Raiders, Daniel Carlson, even A.J. Cole can’t catch a break…
Las Vegas’ elite kicker and punter combo of Carlson and A.J. Cole III were outshined by their respective counterparts in Pittsburgh’s Chris Boswell and Pressley Harvin III.
Boswell, the placekicker since 2015, showed off his tremendous leg, drilling all three of his field goal attempts, including a 57-yard blast, and both of his points after to account for 11 of the Steelers’ 23-point output. His special team batterymate Harvin was a bomber himself, with six punts that went for 323 yards (a healthy average of 53.8 yards per boot) and a long of 63. Most impressively, Harvin dropped three of his boots inside the Raiders’ 20-yard line.
Flip it over to the Raiders, and Carlson connected on his lone field goal that went into the books (a 26-yard gimme that cut Pittsburgh’s advantage to 23-18) and drilled his point after for a meager four-point output. His kick squad brethren Cole punted five times for 262 yards (a robust 52.4 average) with a long of 60. But only one of his boots was down inside the 20 with another booth going into the end zone for a touchback.
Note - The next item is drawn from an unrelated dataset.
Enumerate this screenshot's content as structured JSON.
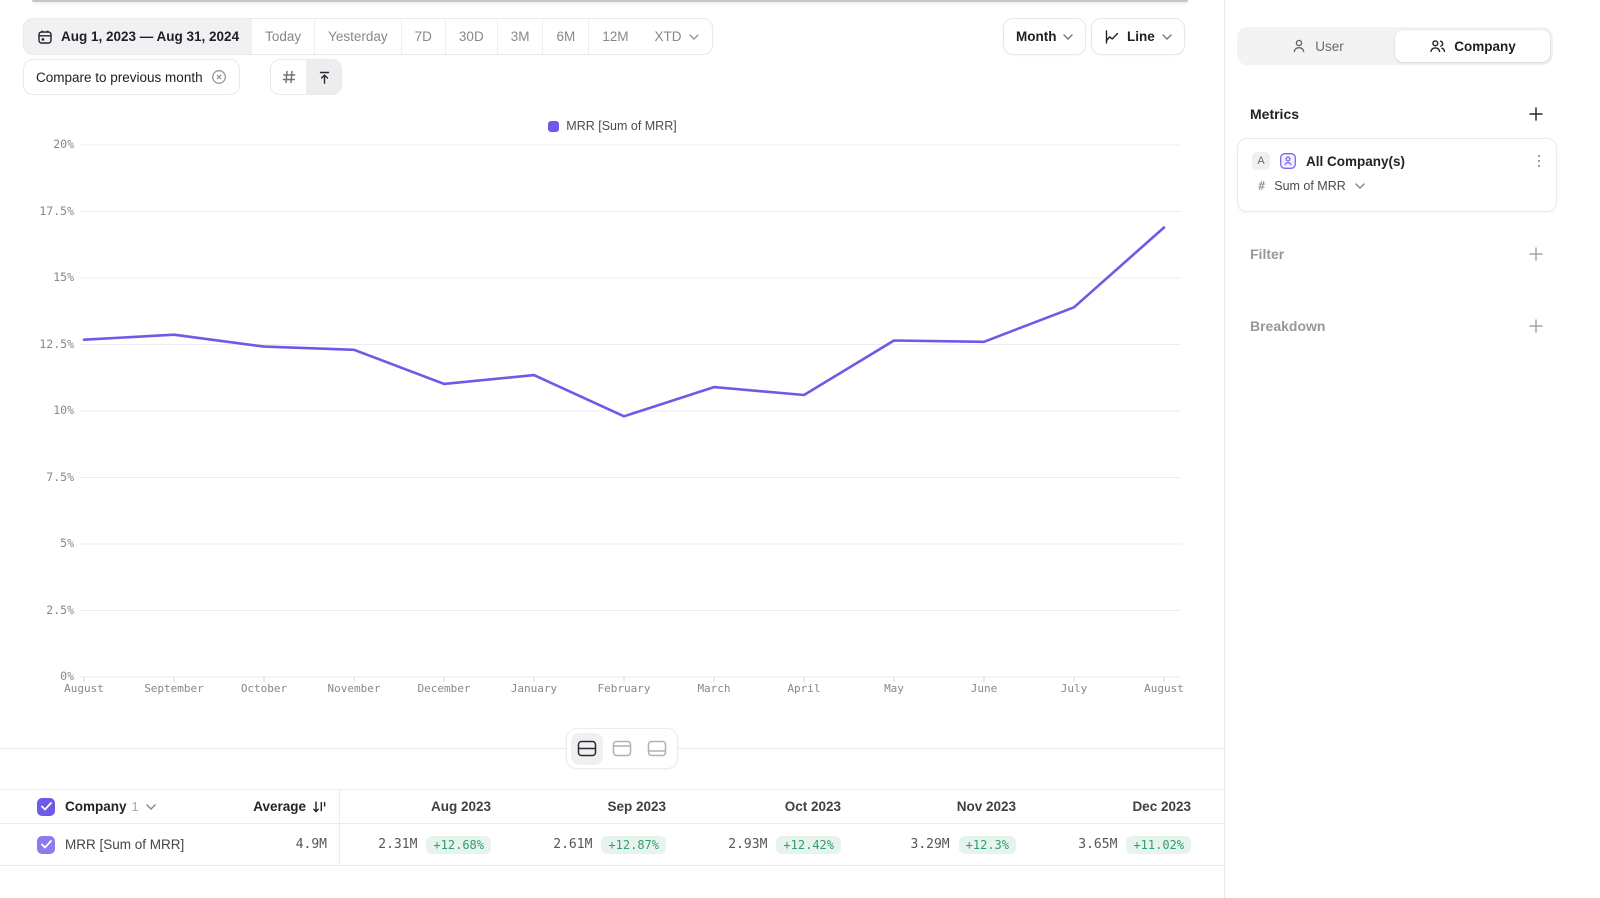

In a battle of the bland, the specialists were given plenty of work, but the Black and Yellow were beaming compared to their Silver and Black counterparts.
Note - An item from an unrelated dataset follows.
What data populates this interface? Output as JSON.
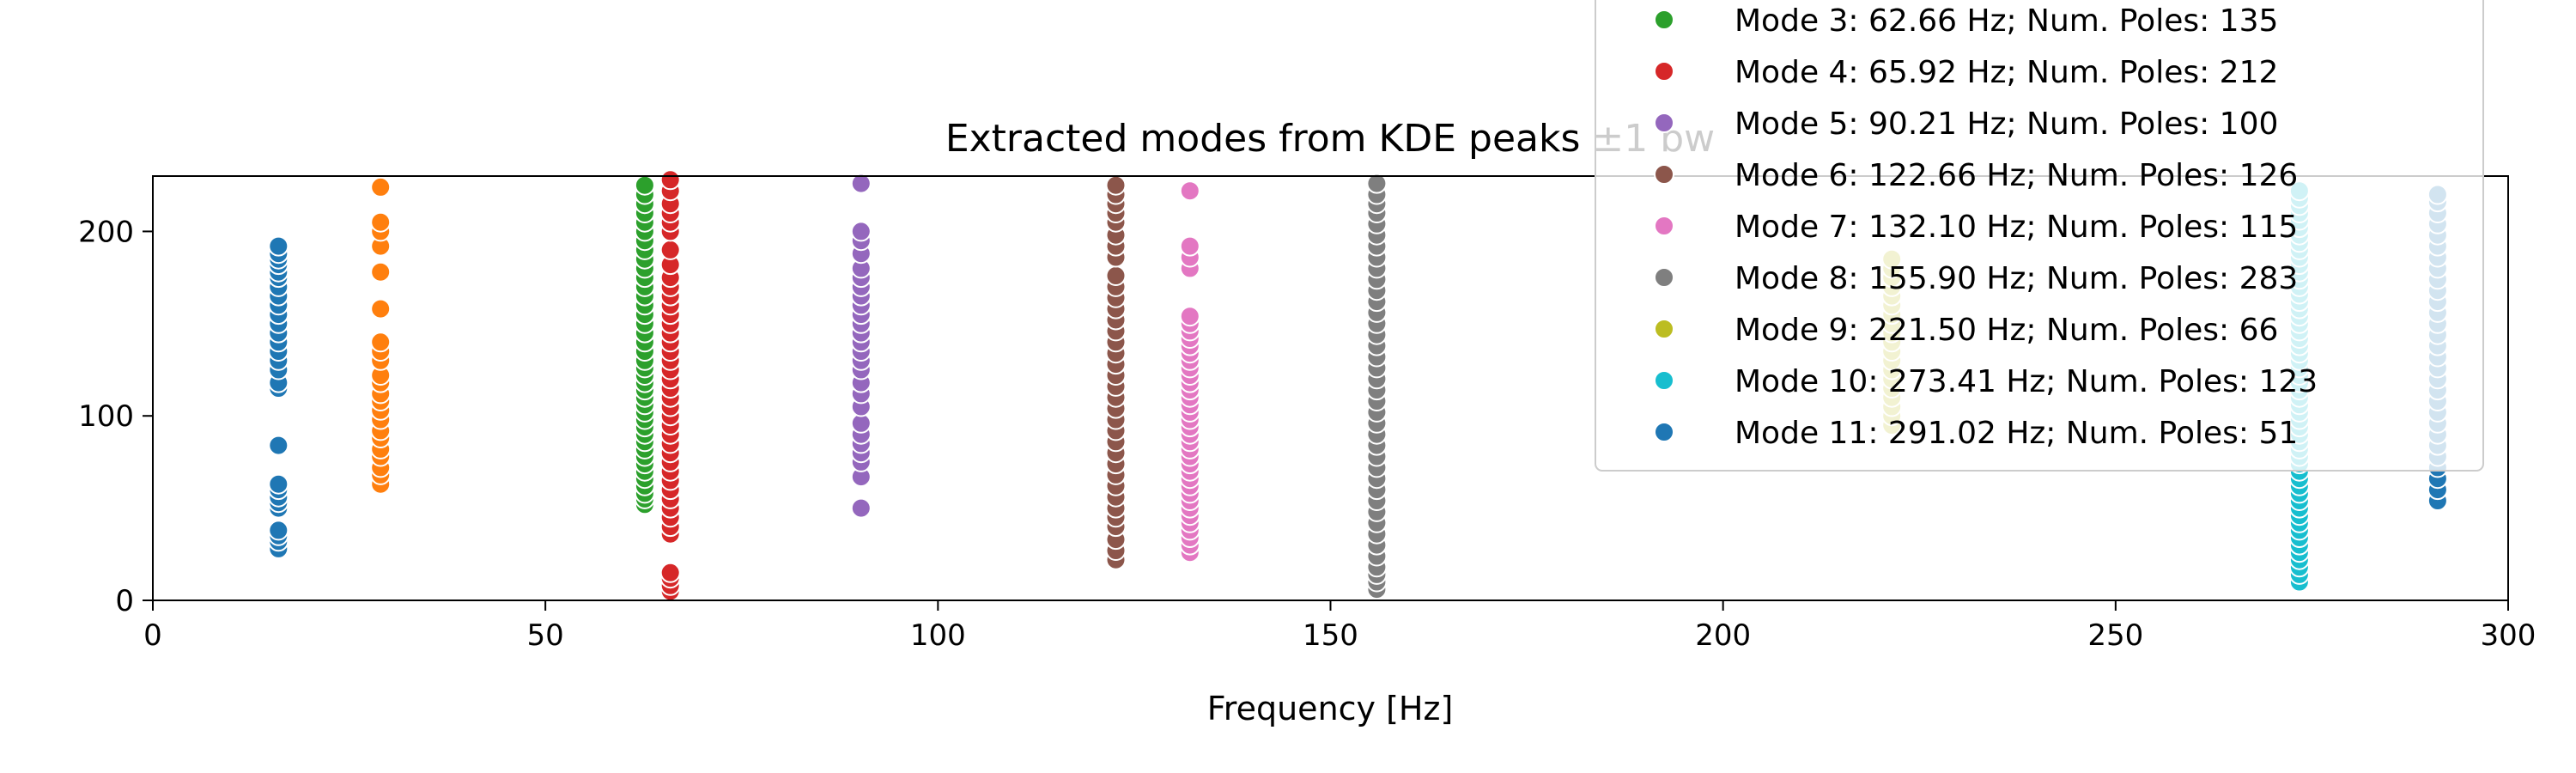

Everyone needs to get their s*** together…
Las Vegas can’t afford a repeat performance where its kick squad is outdone, especially considering the team can’t put anything together consistently on offense and defense. Special teams boss Tom McMahon is supposed to have the kickers that no one worries about; they’ll get the job done no matter what, excel at it, and outperform their counterparts.
Not last Sunday night.
Carlson and Cole will get their opportunities as the season progresses. At 1-2, the Raiders are slated to face the Los Angeles Chargers (also 1-2) in an AFC West showdown at SoFi Stadium in Southern California. The Raiders offense is sluggish, only converting 12 of 31 third downs (38.7%), which puts them in the middle of the league pack at 17th overall. So Cole is going to get his chances to pin opponents deep.
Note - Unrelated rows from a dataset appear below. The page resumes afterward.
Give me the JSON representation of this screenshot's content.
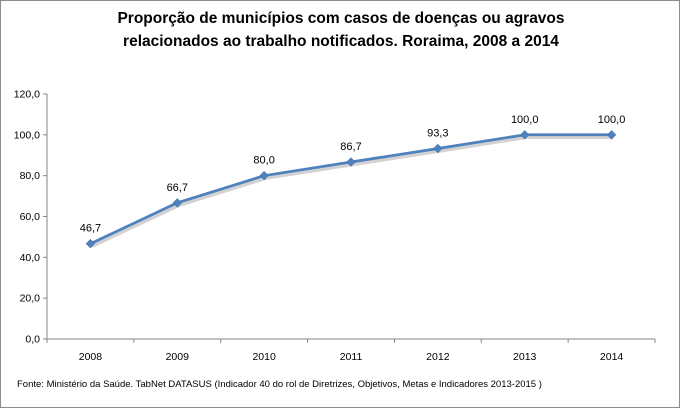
{
  "chart_data": {
    "type": "line",
    "title_lines": [
      "Proporção de municípios com casos de doenças ou agravos",
      "relacionados ao trabalho notificados. Roraima, 2008 a 2014"
    ],
    "categories": [
      "2008",
      "2009",
      "2010",
      "2011",
      "2012",
      "2013",
      "2014"
    ],
    "values": [
      46.7,
      66.7,
      80.0,
      86.7,
      93.3,
      100.0,
      100.0
    ],
    "data_labels": [
      "46,7",
      "66,7",
      "80,0",
      "86,7",
      "93,3",
      "100,0",
      "100,0"
    ],
    "y_ticks": [
      "0,0",
      "20,0",
      "40,0",
      "60,0",
      "80,0",
      "100,0",
      "120,0"
    ],
    "ylim": [
      0,
      120
    ],
    "xlabel": "",
    "ylabel": "",
    "grid": false,
    "legend": "none",
    "series_color": "#4f81bd"
  },
  "footnote": "Fonte: Ministério da Saúde. TabNet DATASUS (Indicador 40 do rol de Diretrizes, Objetivos, Metas e Indicadores 2013-2015 )"
}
The red zone woes persist for the Las Vegas Raiders (shocker)…
Las Vegas is once again middling in red zone performance, making eight total trips inside the opponent’s 20-yard line but coming away with only four touchdowns (50% rate), giving the team the 21st overall mark amongst the 32 squads. Thus, Carlson will get his field goal tries from gimme range if the Raiders can’t make more frequent end zone visits.
Daniel Carlson is a meager 3-for-3 on field goal attempts with a long of 47. He’s also 4-for-4 on extra points. His touchback rate on kickoffs is solid, as 8 of his 11 boots resulted in a touchback—72.7%—and his kickoff average so far is the highest in his career at 66.3 yards.
A.J. Cole, on the other hand, has nine punts on the year for 460 yards (51.1 yards average). If that keeps up, that would represent a career-high average (his best mark was in 2021 at 50.0 on 64 boots). There’s only been two return attempts on his punts—for five yards—giving Cole a very healthy 48.3 net yards average per punt. Only three of his boots have been dropped or downed inside the 20, and his 33.3% inside the 20 rate marks the lowest of his career so far.